Torture victims first battle Ottawa for right to sue other countries
Lawyers for victims of torture are challenging the federal government in a court case both sides say is a crucial test of Canadian and international law.
The case concerns Houshang Bouzari, an Iranian-born Canadian who's trying to sue the government of Iran. Bouzari alleges that 10 years ago while he was an oil industry consultant living in Tehran, he was kidnapped by Iranian government agents, tortured and held for months until his family paid several million dollars ransom.
Iran has ignored the lawsuit Bouzari filed in Ontario. But lawyers for the federal attorney general have intervened in the case. They argue that allowing Bouzari to sue Iran would be illegal and could damage diplomatic relations.
The Ontario Superior Court of Justice agrees with Ottawa and, on Wednesday, lawyers for both sides took their arguments to the Ontario Court of Appeal. David Matas, Bouzari's lawyer, says his client's case is nothing short of precedent setting. "This case is the benchmark," he said, "it will determine whether people in Canada can sue foreign governments for torture."

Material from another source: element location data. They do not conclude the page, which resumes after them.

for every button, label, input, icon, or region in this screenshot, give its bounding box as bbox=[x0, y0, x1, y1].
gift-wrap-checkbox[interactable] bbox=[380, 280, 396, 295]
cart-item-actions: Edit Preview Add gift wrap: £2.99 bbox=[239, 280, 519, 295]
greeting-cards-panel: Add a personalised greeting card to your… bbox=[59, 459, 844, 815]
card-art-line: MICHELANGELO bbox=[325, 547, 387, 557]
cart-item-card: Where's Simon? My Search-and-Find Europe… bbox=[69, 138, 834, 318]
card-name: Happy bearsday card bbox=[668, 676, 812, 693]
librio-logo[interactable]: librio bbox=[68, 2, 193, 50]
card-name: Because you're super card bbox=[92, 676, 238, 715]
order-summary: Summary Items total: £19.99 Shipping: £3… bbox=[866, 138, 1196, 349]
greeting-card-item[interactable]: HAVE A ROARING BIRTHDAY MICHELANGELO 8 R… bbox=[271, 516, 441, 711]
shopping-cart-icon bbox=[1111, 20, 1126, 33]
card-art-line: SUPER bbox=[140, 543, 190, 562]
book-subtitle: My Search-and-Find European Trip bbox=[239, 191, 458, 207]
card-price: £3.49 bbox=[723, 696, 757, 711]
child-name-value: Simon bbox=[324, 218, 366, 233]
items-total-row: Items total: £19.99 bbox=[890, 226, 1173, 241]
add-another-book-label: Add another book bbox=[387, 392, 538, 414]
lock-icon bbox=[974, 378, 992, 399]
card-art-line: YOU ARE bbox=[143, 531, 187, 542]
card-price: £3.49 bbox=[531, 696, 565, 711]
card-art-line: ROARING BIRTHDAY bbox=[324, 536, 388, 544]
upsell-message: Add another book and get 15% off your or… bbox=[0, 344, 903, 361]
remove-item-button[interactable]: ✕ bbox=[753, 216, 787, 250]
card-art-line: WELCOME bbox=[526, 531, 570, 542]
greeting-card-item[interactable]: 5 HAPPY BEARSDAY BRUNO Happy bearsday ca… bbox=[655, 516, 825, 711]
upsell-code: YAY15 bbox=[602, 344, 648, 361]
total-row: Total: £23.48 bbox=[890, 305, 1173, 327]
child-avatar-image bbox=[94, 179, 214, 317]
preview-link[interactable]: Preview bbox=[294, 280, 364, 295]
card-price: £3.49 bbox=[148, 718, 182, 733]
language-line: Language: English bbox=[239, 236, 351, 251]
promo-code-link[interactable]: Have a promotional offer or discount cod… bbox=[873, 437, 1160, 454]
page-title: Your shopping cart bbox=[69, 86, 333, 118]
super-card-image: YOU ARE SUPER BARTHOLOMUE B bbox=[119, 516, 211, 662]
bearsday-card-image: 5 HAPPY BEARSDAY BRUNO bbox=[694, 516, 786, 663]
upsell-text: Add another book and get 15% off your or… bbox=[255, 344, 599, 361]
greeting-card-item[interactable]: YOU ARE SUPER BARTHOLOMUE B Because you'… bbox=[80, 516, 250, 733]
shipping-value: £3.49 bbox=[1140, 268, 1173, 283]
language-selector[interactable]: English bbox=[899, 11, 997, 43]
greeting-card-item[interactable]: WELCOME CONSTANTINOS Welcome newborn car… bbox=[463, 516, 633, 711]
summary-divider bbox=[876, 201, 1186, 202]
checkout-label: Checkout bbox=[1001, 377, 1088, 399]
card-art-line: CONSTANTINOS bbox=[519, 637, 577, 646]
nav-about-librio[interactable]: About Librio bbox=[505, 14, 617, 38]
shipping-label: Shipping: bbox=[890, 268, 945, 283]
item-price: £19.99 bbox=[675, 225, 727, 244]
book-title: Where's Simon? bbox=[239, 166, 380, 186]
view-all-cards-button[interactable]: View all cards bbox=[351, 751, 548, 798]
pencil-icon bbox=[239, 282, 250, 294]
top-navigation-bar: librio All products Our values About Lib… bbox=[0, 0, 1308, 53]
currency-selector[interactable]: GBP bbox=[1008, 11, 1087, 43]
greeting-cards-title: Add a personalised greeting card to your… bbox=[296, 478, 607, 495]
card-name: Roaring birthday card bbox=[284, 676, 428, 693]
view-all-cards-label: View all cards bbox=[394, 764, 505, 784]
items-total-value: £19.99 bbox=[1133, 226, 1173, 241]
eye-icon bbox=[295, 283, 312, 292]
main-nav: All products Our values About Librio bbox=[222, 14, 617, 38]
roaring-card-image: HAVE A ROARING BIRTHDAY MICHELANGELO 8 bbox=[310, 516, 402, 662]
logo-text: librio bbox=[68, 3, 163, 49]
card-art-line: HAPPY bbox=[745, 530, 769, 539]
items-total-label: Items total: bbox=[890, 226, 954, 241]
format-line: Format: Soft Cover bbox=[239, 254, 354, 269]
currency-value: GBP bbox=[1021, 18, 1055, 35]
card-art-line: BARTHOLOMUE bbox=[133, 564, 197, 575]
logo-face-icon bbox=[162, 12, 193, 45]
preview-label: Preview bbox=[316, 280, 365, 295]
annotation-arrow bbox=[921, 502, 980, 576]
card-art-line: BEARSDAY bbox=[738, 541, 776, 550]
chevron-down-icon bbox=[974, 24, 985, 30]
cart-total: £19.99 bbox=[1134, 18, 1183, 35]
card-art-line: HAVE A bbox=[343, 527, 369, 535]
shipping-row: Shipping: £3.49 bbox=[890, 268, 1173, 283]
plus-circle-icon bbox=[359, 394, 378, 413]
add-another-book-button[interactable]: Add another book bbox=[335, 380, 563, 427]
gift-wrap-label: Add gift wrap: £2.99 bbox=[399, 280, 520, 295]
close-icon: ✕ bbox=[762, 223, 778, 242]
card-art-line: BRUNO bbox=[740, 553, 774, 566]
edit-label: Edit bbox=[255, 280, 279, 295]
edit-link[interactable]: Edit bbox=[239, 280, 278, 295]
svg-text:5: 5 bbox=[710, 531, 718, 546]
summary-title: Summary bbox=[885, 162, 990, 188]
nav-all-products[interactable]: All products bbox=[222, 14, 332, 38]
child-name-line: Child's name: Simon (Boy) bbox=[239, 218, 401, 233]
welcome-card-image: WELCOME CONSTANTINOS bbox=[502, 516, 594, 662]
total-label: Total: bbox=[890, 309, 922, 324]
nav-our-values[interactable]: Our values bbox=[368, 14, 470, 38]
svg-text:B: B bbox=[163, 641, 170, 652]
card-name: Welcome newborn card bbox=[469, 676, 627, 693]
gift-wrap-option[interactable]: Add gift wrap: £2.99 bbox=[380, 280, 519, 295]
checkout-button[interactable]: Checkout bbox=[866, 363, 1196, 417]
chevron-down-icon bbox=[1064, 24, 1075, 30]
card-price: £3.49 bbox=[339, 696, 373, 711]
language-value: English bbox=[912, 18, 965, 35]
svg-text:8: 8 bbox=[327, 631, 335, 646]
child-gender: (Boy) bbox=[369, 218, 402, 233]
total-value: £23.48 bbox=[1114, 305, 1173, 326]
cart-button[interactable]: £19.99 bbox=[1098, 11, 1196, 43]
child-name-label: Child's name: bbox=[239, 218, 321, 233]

Right now Canadians can't sue foreign governments for torture, because the State Immunity Act adopted by Parliament in 1982 doesn't allow it. The attorney general's department wants to keep it that way.

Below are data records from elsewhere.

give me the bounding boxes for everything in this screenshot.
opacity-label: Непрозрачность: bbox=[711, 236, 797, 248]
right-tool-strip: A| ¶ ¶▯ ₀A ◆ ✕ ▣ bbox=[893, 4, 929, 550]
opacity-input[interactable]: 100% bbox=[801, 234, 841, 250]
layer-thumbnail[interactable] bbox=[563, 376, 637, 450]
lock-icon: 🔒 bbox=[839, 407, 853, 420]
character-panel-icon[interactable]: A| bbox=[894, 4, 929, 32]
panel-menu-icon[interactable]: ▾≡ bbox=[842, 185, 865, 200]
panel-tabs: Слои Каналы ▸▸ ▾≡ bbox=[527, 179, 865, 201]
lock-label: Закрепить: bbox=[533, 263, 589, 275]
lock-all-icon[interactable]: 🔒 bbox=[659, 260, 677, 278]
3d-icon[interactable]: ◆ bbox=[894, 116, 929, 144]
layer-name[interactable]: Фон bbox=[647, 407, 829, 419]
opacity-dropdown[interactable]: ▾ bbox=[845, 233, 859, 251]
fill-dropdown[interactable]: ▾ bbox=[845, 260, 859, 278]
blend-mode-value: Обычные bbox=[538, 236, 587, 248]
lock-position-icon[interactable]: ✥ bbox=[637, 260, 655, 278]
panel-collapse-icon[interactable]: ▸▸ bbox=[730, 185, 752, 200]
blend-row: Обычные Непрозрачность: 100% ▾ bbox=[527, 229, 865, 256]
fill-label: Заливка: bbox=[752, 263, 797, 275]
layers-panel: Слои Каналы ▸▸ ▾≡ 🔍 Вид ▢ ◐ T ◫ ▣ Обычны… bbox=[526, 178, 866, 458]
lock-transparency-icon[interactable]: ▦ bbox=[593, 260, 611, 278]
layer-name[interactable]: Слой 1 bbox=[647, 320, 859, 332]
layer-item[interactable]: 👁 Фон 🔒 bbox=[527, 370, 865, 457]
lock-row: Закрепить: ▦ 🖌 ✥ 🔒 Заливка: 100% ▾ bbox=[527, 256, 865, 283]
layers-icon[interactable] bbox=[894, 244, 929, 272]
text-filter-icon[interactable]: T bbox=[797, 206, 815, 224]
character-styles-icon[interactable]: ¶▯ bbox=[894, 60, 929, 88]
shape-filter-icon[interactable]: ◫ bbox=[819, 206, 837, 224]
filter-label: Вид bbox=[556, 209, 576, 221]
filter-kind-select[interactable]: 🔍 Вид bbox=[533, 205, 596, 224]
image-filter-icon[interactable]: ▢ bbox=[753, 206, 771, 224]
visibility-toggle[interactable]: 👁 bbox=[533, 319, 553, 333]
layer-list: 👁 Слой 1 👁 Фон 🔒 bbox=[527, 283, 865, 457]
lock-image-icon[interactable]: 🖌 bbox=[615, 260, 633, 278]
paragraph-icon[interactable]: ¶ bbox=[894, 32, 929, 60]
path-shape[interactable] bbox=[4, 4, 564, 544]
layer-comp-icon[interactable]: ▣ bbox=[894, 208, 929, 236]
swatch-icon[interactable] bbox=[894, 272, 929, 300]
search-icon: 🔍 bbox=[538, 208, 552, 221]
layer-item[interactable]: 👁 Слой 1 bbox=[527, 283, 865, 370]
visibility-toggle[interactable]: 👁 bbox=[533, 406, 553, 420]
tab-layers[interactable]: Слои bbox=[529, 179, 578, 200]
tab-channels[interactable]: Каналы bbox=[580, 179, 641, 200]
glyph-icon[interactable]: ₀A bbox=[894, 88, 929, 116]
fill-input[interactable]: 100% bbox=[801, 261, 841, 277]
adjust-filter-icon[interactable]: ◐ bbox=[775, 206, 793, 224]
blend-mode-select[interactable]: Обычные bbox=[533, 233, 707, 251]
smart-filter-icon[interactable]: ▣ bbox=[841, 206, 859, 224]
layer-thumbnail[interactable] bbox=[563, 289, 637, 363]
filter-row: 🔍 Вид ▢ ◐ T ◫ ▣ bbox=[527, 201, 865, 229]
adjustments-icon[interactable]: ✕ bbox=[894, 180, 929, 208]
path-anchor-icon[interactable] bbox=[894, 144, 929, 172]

Christopher Greenwood a professor of international law at the London School of Economics, appeared as an expert witness for the federal government. Greenwood says Canada's State Immunity Act simply puts in writing what every nation already accepts.

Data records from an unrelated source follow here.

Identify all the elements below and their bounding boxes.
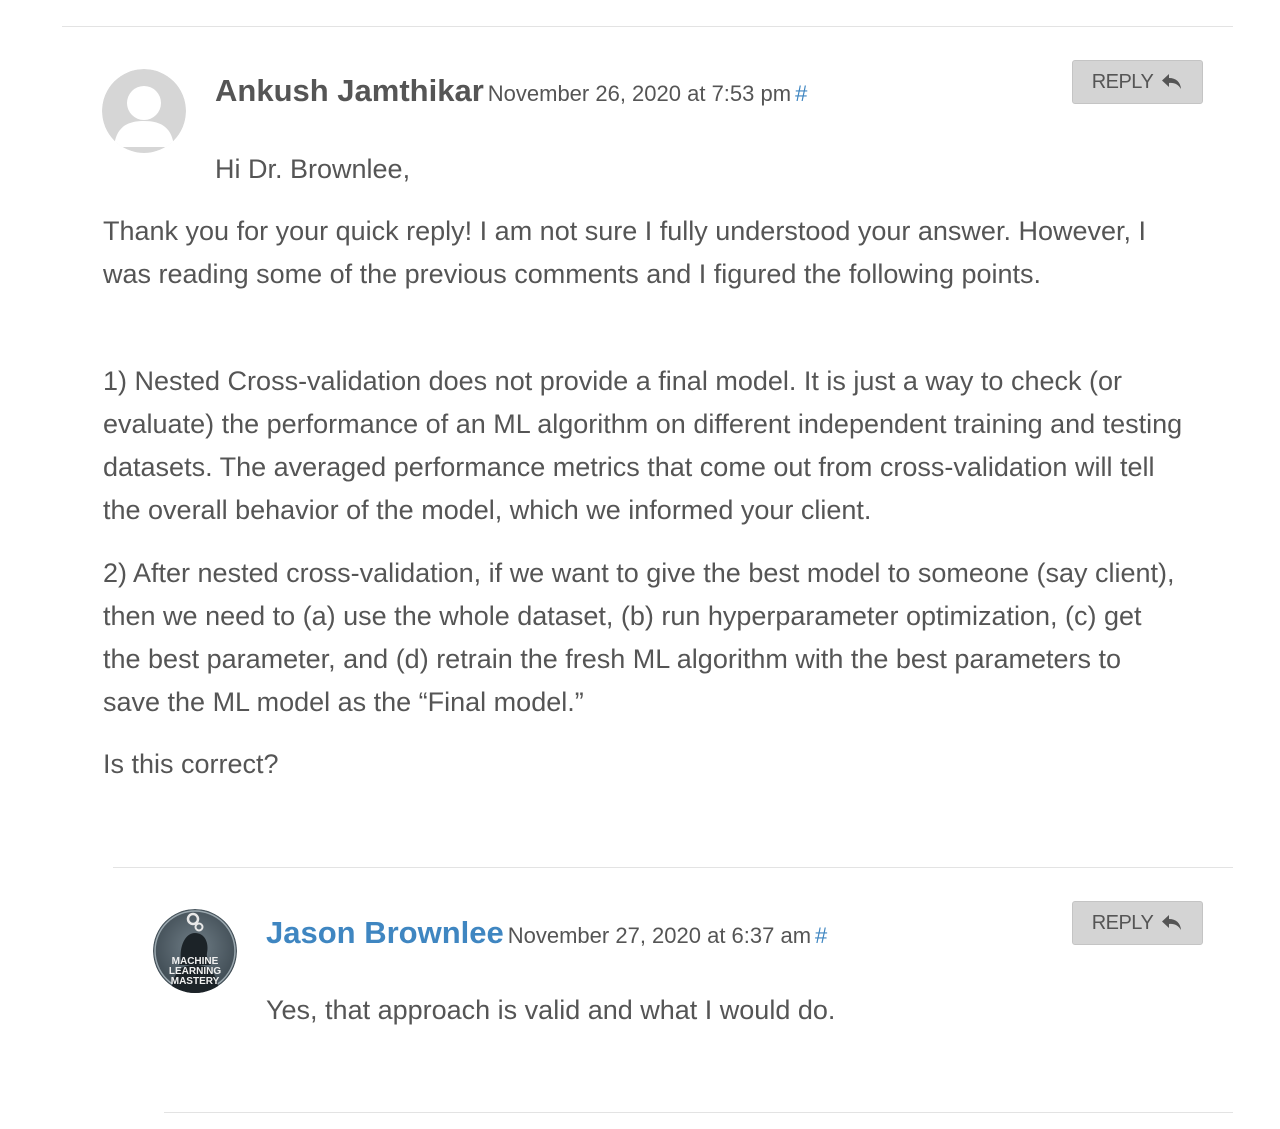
comment-meta: Ankush Jamthikar November 26, 2020 at 7:5… <box>215 73 807 109</box>
comment-date: November 26, 2020 at 7:53 pm <box>487 81 792 106</box>
user-avatar-icon <box>102 69 186 153</box>
comment-permalink[interactable]: # <box>815 923 827 948</box>
comment-author[interactable]: Jason Brownlee <box>266 915 504 950</box>
reply-arrow-icon <box>1161 914 1183 932</box>
reply-label: REPLY <box>1091 70 1154 93</box>
comment-permalink[interactable]: # <box>795 81 807 106</box>
comment-date: November 27, 2020 at 6:37 am <box>507 923 812 948</box>
comment-divider <box>113 867 1233 868</box>
comment-body: Yes, that approach is valid and what I w… <box>266 995 836 1025</box>
comment-meta: Jason Brownlee November 27, 2020 at 6:37 … <box>266 915 827 951</box>
comment-author: Ankush Jamthikar <box>215 73 484 108</box>
comment-paragraph: Thank you for your quick reply! I am not… <box>103 216 1146 289</box>
reply-arrow-icon <box>1161 73 1183 91</box>
comment-greeting: Hi Dr. Brownlee, <box>215 154 411 184</box>
comment-divider-top <box>62 26 1233 27</box>
reply-button[interactable]: REPLY <box>1072 901 1203 945</box>
reply-button[interactable]: REPLY <box>1072 60 1203 104</box>
comment-divider-bottom <box>164 1112 1233 1113</box>
logo-text-line: MASTERY <box>171 976 220 987</box>
comment-paragraph: 1) Nested Cross-validation does not prov… <box>103 366 1183 525</box>
comment-paragraph: 2) After nested cross-validation, if we … <box>103 558 1175 717</box>
machine-learning-mastery-logo-icon: MACHINE LEARNING MASTERY <box>153 909 237 993</box>
reply-label: REPLY <box>1091 911 1154 934</box>
comment-paragraph: Is this correct? <box>103 749 279 779</box>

"The answer in all of those jurisdictions that have considered the matter is that a state remains immune from the jurisdiction of other states in respect of acts of torture committed within its own territory."
In Canada there are only two exceptions to the restrictions of the State Immunity Act. One is if the lawsuit is for commercial reasons, for example over a broken contract. The other exception is in the highly unlikely scenario of the torture occurring in Canada, at the hands of a foreign government. But torture in a foreign country is not a basis for a suit.
Osgoode Hall law professor Craig Scott, who has written extensively on the subject, says it's not surprising government lawyers would try to defend the validity of Canadian legislation. But he says that doesn't mean there shouldn't be any further exceptions for people like Bouzari.
"Canada has a responsibility. The fact is, as a refugee, or somebody who can't go back to Iran, he has to go somewhere. And if coming to Canada is a reasonable place to go then I think we have some kind of responsibility to him as one of us now to give him access to justice."
Peter Southey, counsel for the attorney general, says there are good reasons to prevent Canadian courts from hearing cases against foreign governments. Southey says if courts awarded financial judgments, it could lead to the seizure of embassy property and assets.
"Instead of having a world in which there are diplomatic relations and international affairs, that people would stop having, or countries would stop having, embassies and international relations because the courts would be interfering in their proper operations."
But Matas says no one's talking about ending the idea of state immunity, just extending an exception in cases of torture.
Former foreign affairs minister Lloyd Axworthy is also critical of Canada's position. Axworthy says Ottawa can and should allow Canadian courts to try to influence international human rights law.
Canada, says Axworthy, "is very much behind. The reticence is a recognition that we have been engaged in the last couple of years through our own anti-terrorism legislation and our cross-border agreements in the United States, in implicating ourselves in a lot of practices that demonstrate a willingness to have security trump rights, rather than have rights trump security."
The U.S. has a similar legal prohibition against its citizens suing foreign governments, but it does allow lawsuits against countries it considers state sponsors of terrorism. That loophole has resulted in a number of financial judgments that have been paid through the seizure of foreign assets.
But, ultimately, it may be U.S. taxpayers who foot the bill. Sandra Coliver, executive director of the Center for Justice and Accountability, says when and if diplomatic relations are restored with the offending nations, the U.S. treasury may have to repay them.
"There have been many victims of the Iranian government, the Iraqi government, and the system of litigation enables those claimants with certain kinds of lawyers to be at the head of the line. I don't know if it is the best public policy to mete out the money in that fashion," she said.
But Coliver agrees with people like Matas, Axworthy and others that even without any monetary judgment, a civil lawsuit that names and shames a government for torture has its own value in shining a light on the practice.
Both sides are now waiting for the Ontario Court of Appeal to decide.